Ruben Amorim è il nuovo allenatore del Milan. Fabrizio Romano ha confermato l’affare con il classico “Here We Go”, segnalando la chiusura definitiva di una trattativa serrata durata più di tre settimane.
Amorim al Milan: il contratto triennale
L’accordo tra il tecnico portoghese e il club rossonero prevede un impegno di tre stagioni. I dettagli economici della base contrattuale non sono ancora stati resi pubblici, ma l’intesa è ormai blindata e non dovrebbe subire strappi dell’ultimo momento. Amorim arriverà a Milano per iniziare il ritiro a partire dai primi di luglio, quando comincerà concretamente la sua avventura sulla panchina rossonera.
Il tecnico proverà a rilanciarsi dopo l’esperienza deludente al Manchester United. Con lo Sporting aveva costruito una reputazione solida, vincendo titoli e attirando l’attenzione dei maggiori club europei. Ora cerca il riscatto e il Milan rappresenta il palcoscenico giusto per rilanciare il suo progetto tattico.
La battaglia vinta contro Rangnick e gli altri candidati
Il Milan ha scelto lui dopo che si è arenata la pista Rangnick come direttore dell’area tecnica, che a sua volta ha fatto saltare quella di Glasner per la panchina.
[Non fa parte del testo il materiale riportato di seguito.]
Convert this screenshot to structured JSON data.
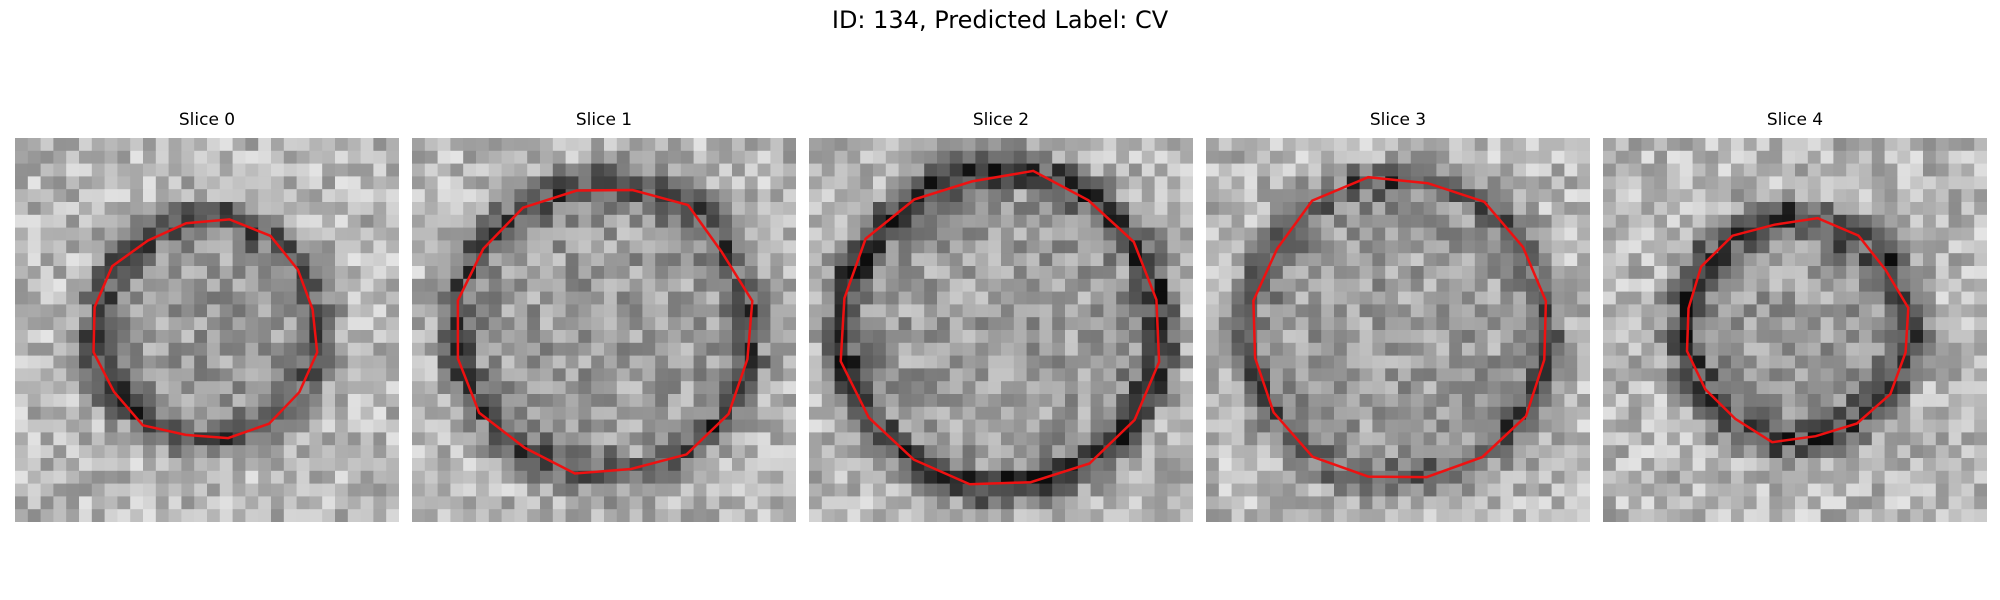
{
  "figure": {
    "title": "ID: 134, Predicted Label: CV",
    "contour_color": "#ee1111"
  },
  "panels": [
    {
      "title": "Slice 0",
      "image": "grayscale patch 30x30 with dim ring",
      "seed": 11,
      "radius": 0.29,
      "ring_dark": 0.55
    },
    {
      "title": "Slice 1",
      "image": "grayscale patch 30x30 with dim ring",
      "seed": 23,
      "radius": 0.38,
      "ring_dark": 0.6
    },
    {
      "title": "Slice 2",
      "image": "grayscale patch 30x30 with dim ring",
      "seed": 37,
      "radius": 0.41,
      "ring_dark": 0.75
    },
    {
      "title": "Slice 3",
      "image": "grayscale patch 30x30 with dim ring",
      "seed": 51,
      "radius": 0.39,
      "ring_dark": 0.5
    },
    {
      "title": "Slice 4",
      "image": "grayscale patch 30x30 with dim ring",
      "seed": 67,
      "radius": 0.29,
      "ring_dark": 0.65
    }
  ]
}
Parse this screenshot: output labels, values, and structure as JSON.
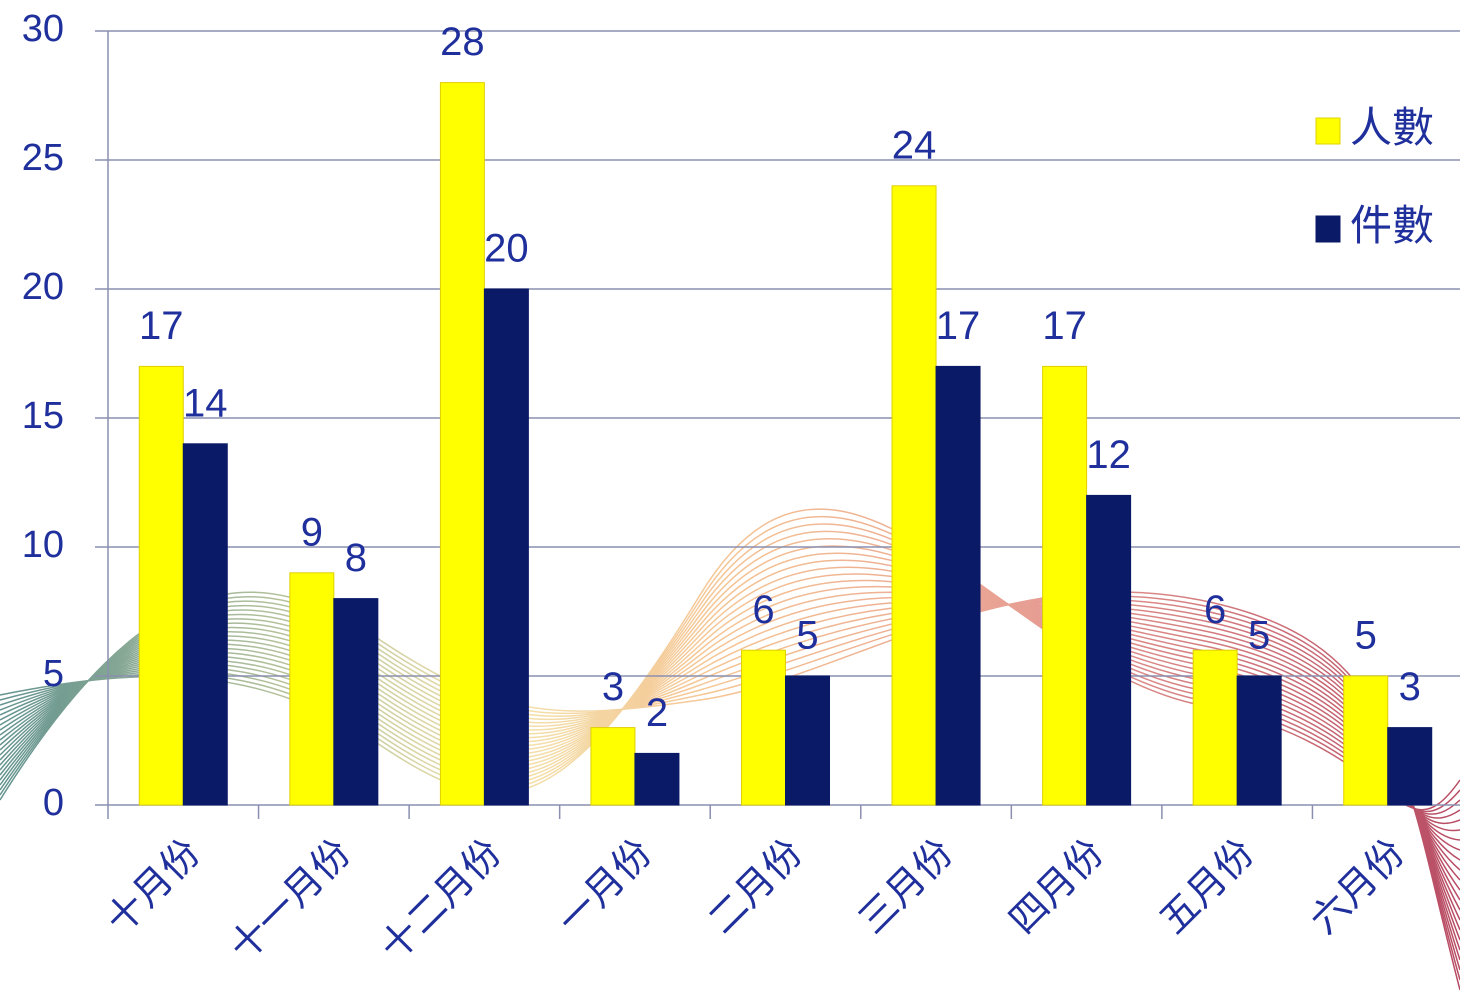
{
  "chart_data": {
    "type": "bar",
    "categories": [
      "十月份",
      "十一月份",
      "十二月份",
      "一月份",
      "二月份",
      "三月份",
      "四月份",
      "五月份",
      "六月份"
    ],
    "series": [
      {
        "name": "人數",
        "color": "#ffff00",
        "values": [
          17,
          9,
          28,
          3,
          6,
          24,
          17,
          6,
          5
        ]
      },
      {
        "name": "件數",
        "color": "#0b1a66",
        "values": [
          14,
          8,
          20,
          2,
          5,
          17,
          12,
          5,
          3
        ]
      }
    ],
    "ylim": [
      0,
      30
    ],
    "yticks": [
      0,
      5,
      10,
      15,
      20,
      25,
      30
    ],
    "grid": true,
    "legend": "top-right"
  }
}
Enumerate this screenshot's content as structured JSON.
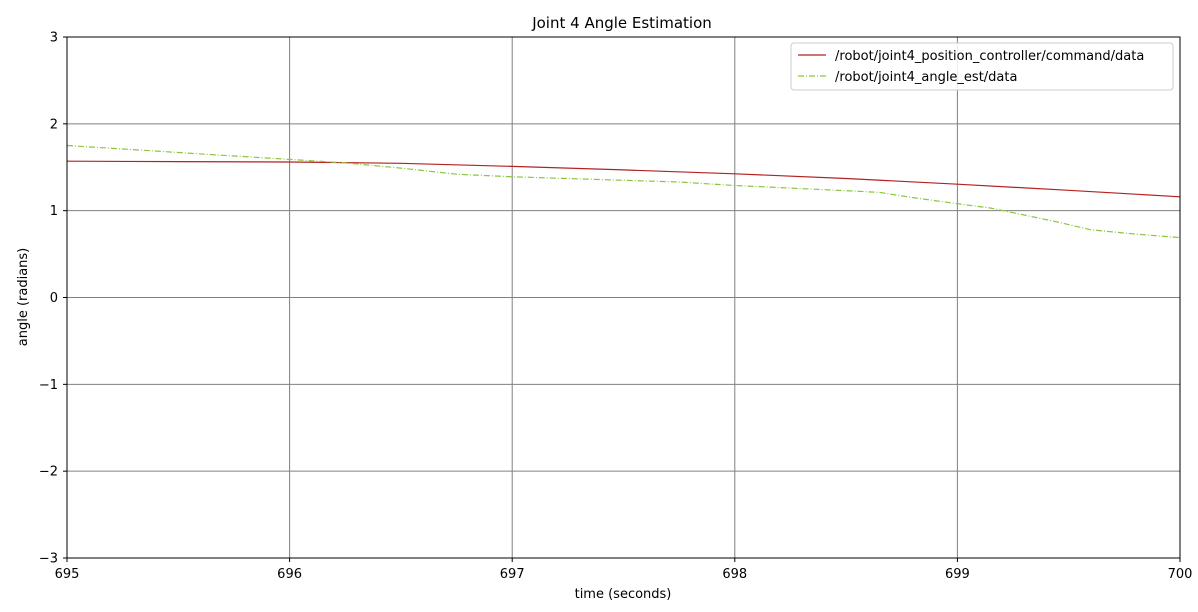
{
  "chart_data": {
    "type": "line",
    "title": "Joint 4 Angle Estimation",
    "xlabel": "time (seconds)",
    "ylabel": "angle (radians)",
    "xlim": [
      695,
      700
    ],
    "ylim": [
      -3,
      3
    ],
    "xticks": [
      695,
      696,
      697,
      698,
      699,
      700
    ],
    "xtick_labels": [
      "695",
      "696",
      "697",
      "698",
      "699",
      "700"
    ],
    "yticks": [
      -3,
      -2,
      -1,
      0,
      1,
      2,
      3
    ],
    "ytick_labels": [
      "−3",
      "−2",
      "−1",
      "0",
      "1",
      "2",
      "3"
    ],
    "grid": true,
    "legend_position": "upper right",
    "series": [
      {
        "name": "/robot/joint4_position_controller/command/data",
        "color": "#b22222",
        "style": "solid",
        "x": [
          695.0,
          695.5,
          696.0,
          696.5,
          697.0,
          697.5,
          698.0,
          698.5,
          699.0,
          699.5,
          700.0
        ],
        "y": [
          1.57,
          1.565,
          1.56,
          1.545,
          1.51,
          1.47,
          1.425,
          1.37,
          1.305,
          1.235,
          1.16
        ]
      },
      {
        "name": "/robot/joint4_angle_est/data",
        "color": "#8cc63f",
        "style": "dashdot",
        "x": [
          695.0,
          695.25,
          695.5,
          695.75,
          696.0,
          696.25,
          696.5,
          696.75,
          697.0,
          697.25,
          697.5,
          697.75,
          698.0,
          698.25,
          698.5,
          698.65,
          698.8,
          699.0,
          699.15,
          699.3,
          699.45,
          699.6,
          699.8,
          700.0
        ],
        "y": [
          1.75,
          1.71,
          1.67,
          1.63,
          1.59,
          1.55,
          1.49,
          1.42,
          1.39,
          1.37,
          1.35,
          1.33,
          1.29,
          1.26,
          1.23,
          1.21,
          1.15,
          1.08,
          1.03,
          0.95,
          0.87,
          0.78,
          0.73,
          0.69
        ]
      }
    ]
  }
}
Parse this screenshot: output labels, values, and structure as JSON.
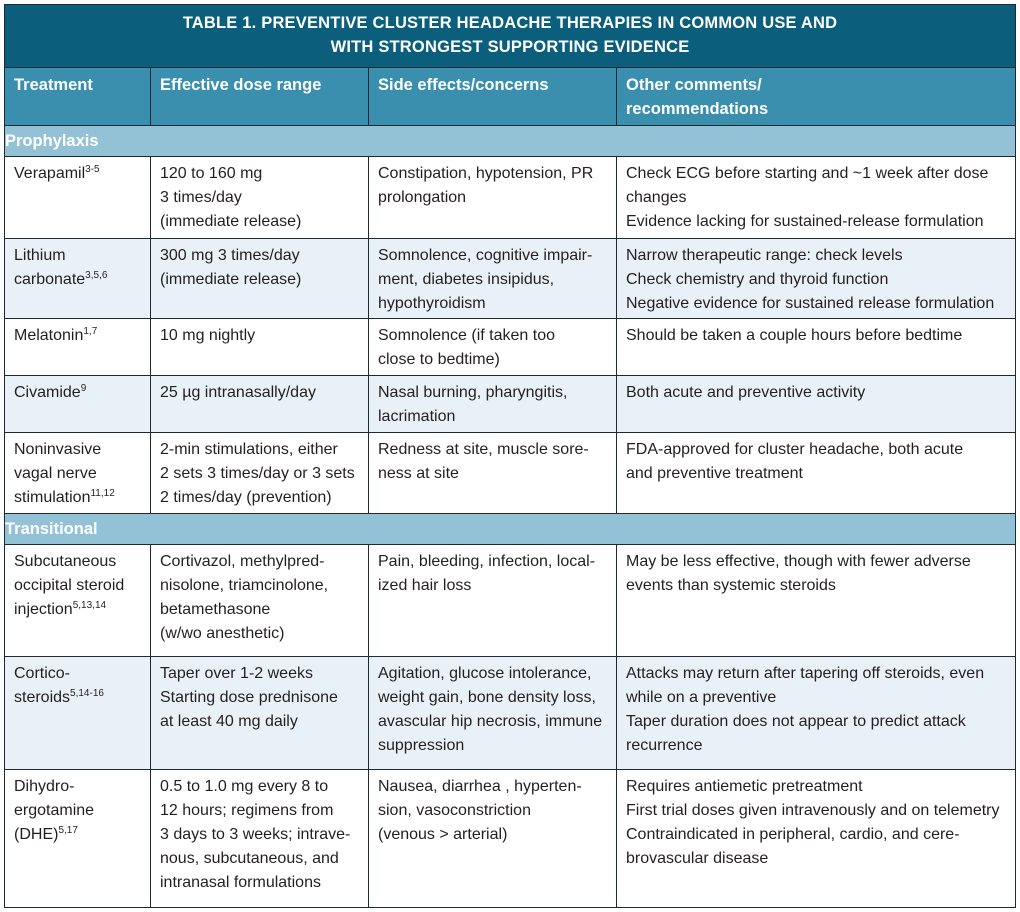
{
  "title": [
    "TABLE 1. PREVENTIVE CLUSTER HEADACHE THERAPIES IN COMMON USE AND",
    "WITH STRONGEST SUPPORTING EVIDENCE"
  ],
  "headers": [
    [
      "Treatment"
    ],
    [
      "Effective dose range"
    ],
    [
      "Side effects/concerns"
    ],
    [
      "Other comments/",
      "recommendations"
    ]
  ],
  "colors": {
    "title_bg": "#0b5f7c",
    "header_bg": "#3a8fae",
    "section_bg": "#93c1d6",
    "alt_row_bg": "#e8f1f7"
  },
  "sections": [
    {
      "label": "Prophylaxis",
      "rows": [
        {
          "treatment": [
            "Verapamil"
          ],
          "sup": "3-5",
          "dose": [
            "120 to 160 mg",
            "3 times/day",
            "(immediate release)"
          ],
          "side": [
            "Constipation, hypotension, PR",
            "prolongation"
          ],
          "comments": [
            "Check ECG before starting and ~1 week after dose",
            "changes",
            "Evidence lacking for sustained-release formulation"
          ]
        },
        {
          "treatment": [
            "Lithium",
            "carbonate"
          ],
          "sup": "3,5,6",
          "dose": [
            "300 mg 3 times/day",
            "(immediate release)"
          ],
          "side": [
            "Somnolence, cognitive impair-",
            "ment, diabetes insipidus,",
            "hypothyroidism"
          ],
          "comments": [
            "Narrow therapeutic range: check levels",
            "Check chemistry and thyroid function",
            "Negative evidence for sustained release formulation"
          ]
        },
        {
          "treatment": [
            "Melatonin"
          ],
          "sup": "1,7",
          "dose": [
            "10 mg nightly"
          ],
          "side": [
            "Somnolence (if taken too",
            "close to bedtime)"
          ],
          "comments": [
            "Should be taken a couple hours before bedtime"
          ]
        },
        {
          "treatment": [
            "Civamide"
          ],
          "sup": "9",
          "dose": [
            "25 µg intranasally/day"
          ],
          "side": [
            "Nasal burning, pharyngitis,",
            "lacrimation"
          ],
          "comments": [
            "Both acute and preventive activity"
          ]
        },
        {
          "treatment": [
            "Noninvasive",
            "vagal nerve",
            "stimulation"
          ],
          "sup": "11,12",
          "dose": [
            "2-min stimulations, either",
            "2 sets 3 times/day or 3 sets",
            "2 times/day (prevention)"
          ],
          "side": [
            "Redness at site, muscle sore-",
            "ness at site"
          ],
          "comments": [
            "FDA-approved for cluster headache, both acute",
            "and preventive treatment"
          ]
        }
      ]
    },
    {
      "label": "Transitional",
      "rows": [
        {
          "treatment": [
            "Subcutaneous",
            "occipital steroid",
            "injection"
          ],
          "sup": "5,13,14",
          "dose": [
            "Cortivazol, methylpred-",
            "nisolone, triamcinolone,",
            "betamethasone",
            "(w/wo anesthetic)"
          ],
          "side": [
            "Pain, bleeding, infection, local-",
            "ized hair loss"
          ],
          "comments": [
            "May be less effective, though with fewer adverse",
            "events than systemic steroids"
          ]
        },
        {
          "treatment": [
            "Cortico-",
            "steroids"
          ],
          "sup": "5,14-16",
          "dose": [
            "Taper over 1-2 weeks",
            "Starting dose prednisone",
            "at least 40 mg daily"
          ],
          "side": [
            "Agitation, glucose intolerance,",
            "weight gain, bone density loss,",
            "avascular hip necrosis, immune",
            "suppression"
          ],
          "comments": [
            "Attacks may return after tapering off steroids, even",
            "while on a preventive",
            "Taper duration does not appear to predict attack",
            "recurrence"
          ]
        },
        {
          "treatment": [
            "Dihydro-",
            "ergotamine",
            "(DHE)"
          ],
          "sup": "5,17",
          "dose": [
            "0.5 to 1.0 mg every 8 to",
            "12 hours; regimens from",
            "3 days to 3 weeks; intrave-",
            "nous, subcutaneous, and",
            "intranasal formulations"
          ],
          "side": [
            "Nausea, diarrhea , hyperten-",
            "sion, vasoconstriction",
            "(venous > arterial)"
          ],
          "comments": [
            "Requires antiemetic pretreatment",
            "First trial doses given intravenously and on telemetry",
            "Contraindicated in peripheral, cardio, and cere-",
            "brovascular disease"
          ]
        }
      ]
    }
  ]
}
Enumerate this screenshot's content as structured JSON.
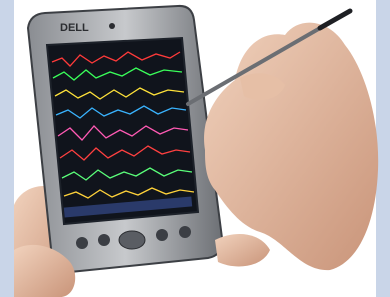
{
  "device": {
    "brand": "DELL"
  }
}
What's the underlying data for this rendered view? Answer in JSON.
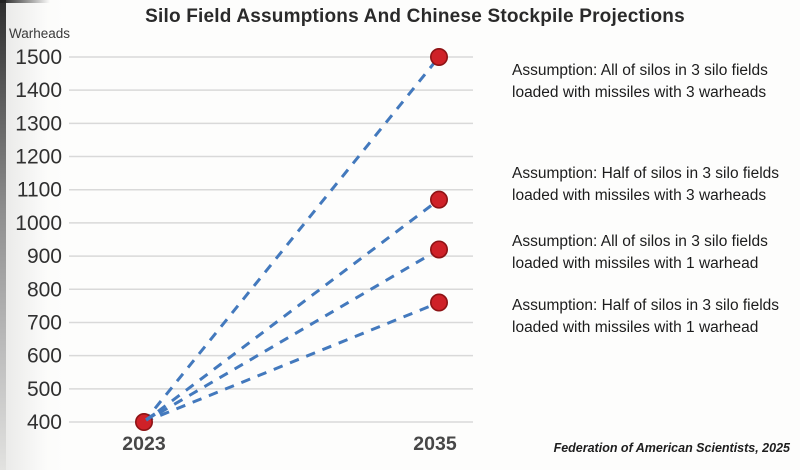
{
  "chart_data": {
    "type": "line",
    "title": "Silo Field Assumptions And Chinese Stockpile Projections",
    "y_axis_title": "Warheads",
    "attribution": "Federation of American Scientists, 2025",
    "x": [
      2023,
      2035
    ],
    "x_tick_labels": [
      "2023",
      "2035"
    ],
    "y_ticks": [
      400,
      500,
      600,
      700,
      800,
      900,
      1000,
      1100,
      1200,
      1300,
      1400,
      1500
    ],
    "ylim": [
      400,
      1500
    ],
    "grid": true,
    "legend_position": "right-annotations",
    "line_style": "dashed",
    "line_color": "#4379bd",
    "marker_color": "#cf2128",
    "marker_edge_color": "#8e1315",
    "gridline_color": "#d9d9d9",
    "series": [
      {
        "name": "All of silos in 3 silo fields loaded with missiles with 3 warheads",
        "values": [
          400,
          1500
        ]
      },
      {
        "name": "Half of silos in 3 silo fields loaded with missiles with 3 warheads",
        "values": [
          400,
          1070
        ]
      },
      {
        "name": "All of silos in 3 silo fields loaded with missiles with 1 warhead",
        "values": [
          400,
          920
        ]
      },
      {
        "name": "Half of silos in 3 silo fields loaded with missiles with 1 warhead",
        "values": [
          400,
          760
        ]
      }
    ],
    "annotations": [
      {
        "line1": "Assumption: All of silos in 3 silo fields",
        "line2": "loaded with missiles with 3 warheads",
        "anchor_value": 1500
      },
      {
        "line1": "Assumption: Half of silos in 3 silo fields",
        "line2": "loaded with missiles with 3 warheads",
        "anchor_value": 1070
      },
      {
        "line1": "Assumption: All of silos in 3 silo fields",
        "line2": "loaded with missiles with 1 warhead",
        "anchor_value": 920
      },
      {
        "line1": "Assumption: Half of silos in 3 silo fields",
        "line2": "loaded with missiles with 1 warhead",
        "anchor_value": 760
      }
    ]
  }
}
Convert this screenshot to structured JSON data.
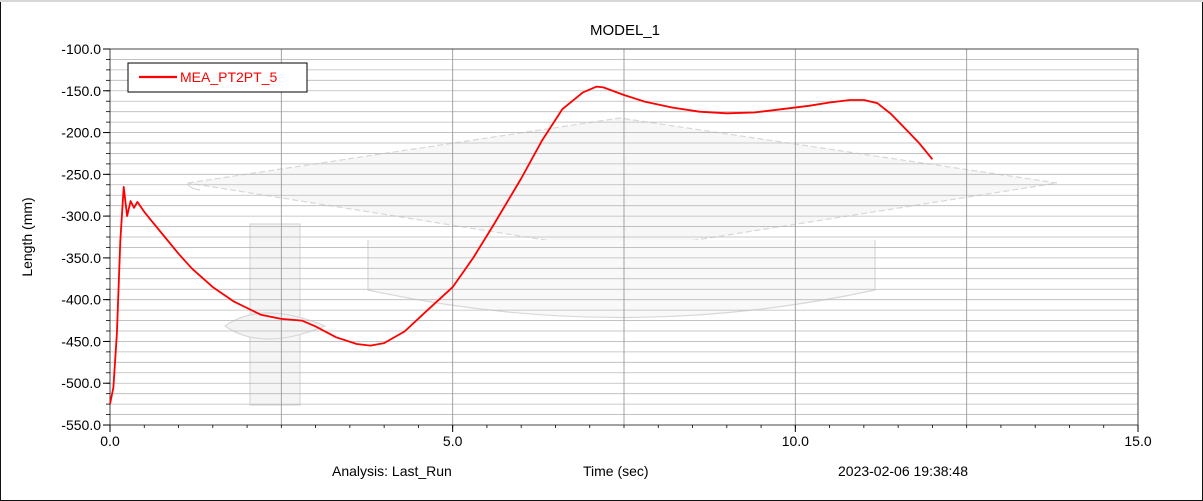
{
  "chart_data": {
    "type": "line",
    "title": "MODEL_1",
    "xlabel": "Time (sec)",
    "ylabel": "Length (mm)",
    "xlim": [
      0.0,
      15.0
    ],
    "ylim": [
      -550.0,
      -100.0
    ],
    "x_ticks": [
      "0.0",
      "5.0",
      "10.0",
      "15.0"
    ],
    "y_ticks": [
      "-100.0",
      "-150.0",
      "-200.0",
      "-250.0",
      "-300.0",
      "-350.0",
      "-400.0",
      "-450.0",
      "-500.0",
      "-550.0"
    ],
    "grid": true,
    "legend_position": "top-left",
    "series": [
      {
        "name": "MEA_PT2PT_5",
        "color": "#ff0000",
        "x": [
          0.0,
          0.05,
          0.1,
          0.15,
          0.2,
          0.25,
          0.3,
          0.35,
          0.4,
          0.5,
          0.6,
          0.8,
          1.0,
          1.2,
          1.5,
          1.8,
          2.0,
          2.2,
          2.5,
          2.8,
          3.0,
          3.3,
          3.6,
          3.8,
          4.0,
          4.3,
          4.6,
          5.0,
          5.3,
          5.6,
          6.0,
          6.3,
          6.6,
          6.9,
          7.1,
          7.2,
          7.5,
          7.8,
          8.2,
          8.6,
          9.0,
          9.4,
          9.8,
          10.2,
          10.5,
          10.8,
          11.0,
          11.2,
          11.4,
          11.6,
          11.8,
          12.0
        ],
        "y": [
          -525,
          -505,
          -440,
          -330,
          -265,
          -300,
          -282,
          -290,
          -283,
          -295,
          -305,
          -325,
          -345,
          -363,
          -385,
          -402,
          -410,
          -418,
          -423,
          -425,
          -432,
          -445,
          -453,
          -455,
          -452,
          -438,
          -415,
          -385,
          -350,
          -310,
          -255,
          -210,
          -172,
          -152,
          -145,
          -146,
          -155,
          -163,
          -170,
          -175,
          -177,
          -176,
          -172,
          -168,
          -164,
          -161,
          -161,
          -165,
          -178,
          -195,
          -212,
          -232
        ]
      }
    ]
  },
  "footer": {
    "analysis": "Analysis:  Last_Run",
    "date": "2023-02-06 19:38:48"
  },
  "colors": {
    "line": "#ff0000",
    "grid": "#9a9a9a",
    "watermark": "#cfcfcf"
  }
}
Jaissle sembrava in vantaggio per qualche ora, finché il costo della rescissione dall’Al Ahli non ha bloccato la trattativa. Amorim ha convinto per la sua fame di rivalsa e per il bagaglio tattico accumulato ai tempi della sua esperienza vincente.
Il nuovo ciclo del Milan inizia con una figura centrale, quella dell’allenatore. La stagione che verrà avrà una direzione tattica ben definita e una guida esperta. Amorim dovrà trasformare il potenziale della rosa in risultati concreti. La pressione è alta, ma le aspettative intorno al suo arrivo sono costruttive. Il calcio che ha mostrato in patria, quello che lo aveva avvicinato al modello di Guardiola, avrà ora l’opportunità di affermarsi nel contesto della Serie A e della competizione europea con il Milan.